A Camp Becomes a Town
The settlement started as little more than a cluster of tents and cabins at roughly 11,500 feet, about two miles east of Telluride and thousands of feet above it. By 1894, the Tomboy Mine was producing significant quantities of ore, and the camp that had been known as Savage Basin took on the mine's own name: Tomboy.

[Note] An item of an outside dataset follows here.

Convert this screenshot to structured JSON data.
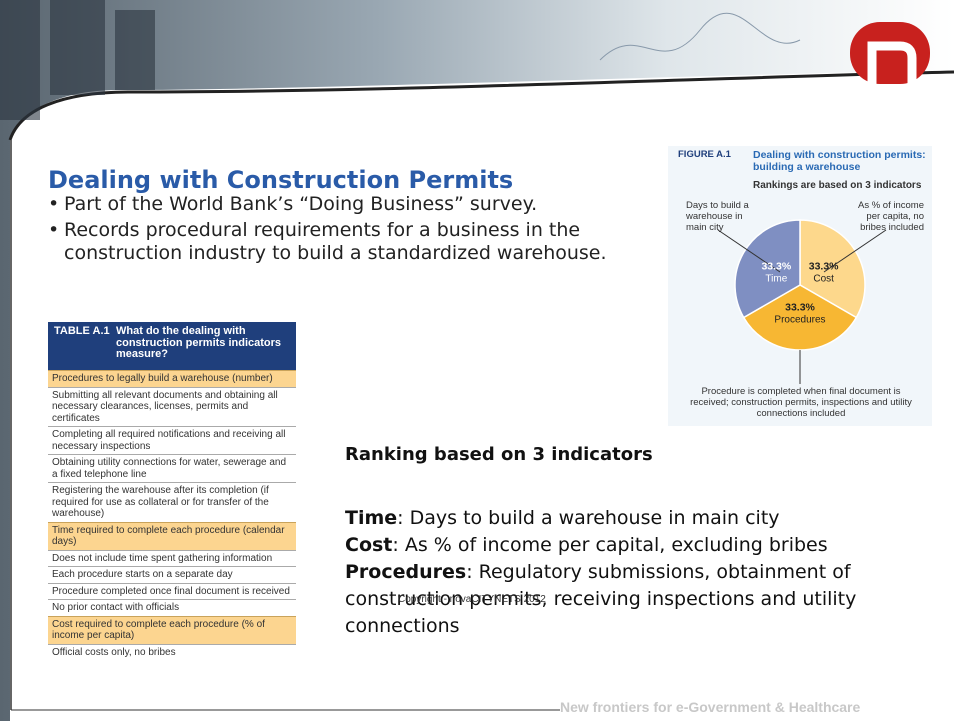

What happened next was unusual for a mining camp at that altitude. Tomboy grew a real town around it — a school, a company store, a stable, rows of miner's cabins, and, improbably, a YMCA, a bowling alley, tennis courts, and a dance club. At its peak, an estimated 900 to 1,000 people called Tomboy home, making it one of the largest alpine mining camps in Colorado history.

Sold to the Rothschilds
The mine's output was significant enough to attract international attention. In 1897, the Tomboy Mine sold to the Rothschilds of London for roughly $2 million — an extraordinary sum for the era, and a signal of just how lucrative the operation had become.
Tomboy was part of a larger story, too. Alongside neighboring mines Pandora, Smuggler-Union, Nellie, and Sheridan, it helped the Telluride mining district produce more than 210 tons of gold by 1959, connected by an estimated 350 miles of tunnels carved into the mountains.
Harriet Fish Backus, wife of a Tomboy mining engineer, documented daily life at the camp in her memoir "The Tomboy Bride" — a rare, human account of what it meant to live at 11,500 feet.
Zinc, Decline, and the Ghost Town
As gold production slowed, Tomboy shifted to milling zinc between roughly 1908 and 1914. But the writing was on the wall: as ore ran out, the mine wound down operations, closing around 1927 to 1928. Remarkably, limited tunnel work continued at the site as late as 1978, long after the town above ground had emptied out.
Today, Tomboy is a true ghost town — foundations, scattered structures, and mining relics are what remain, reachable by the same rugged Tomboy Road that once carried ore wagons and mail stagecoaches. Every July and August, wildflowers cover the hillside where a thousand people once lived.

The Name Lives On
Tomboy Tavern carries that name forward — not as a marketing gimmick, but because the story is real, and worth remembering every time a glass gets raised at the base of Lift 4.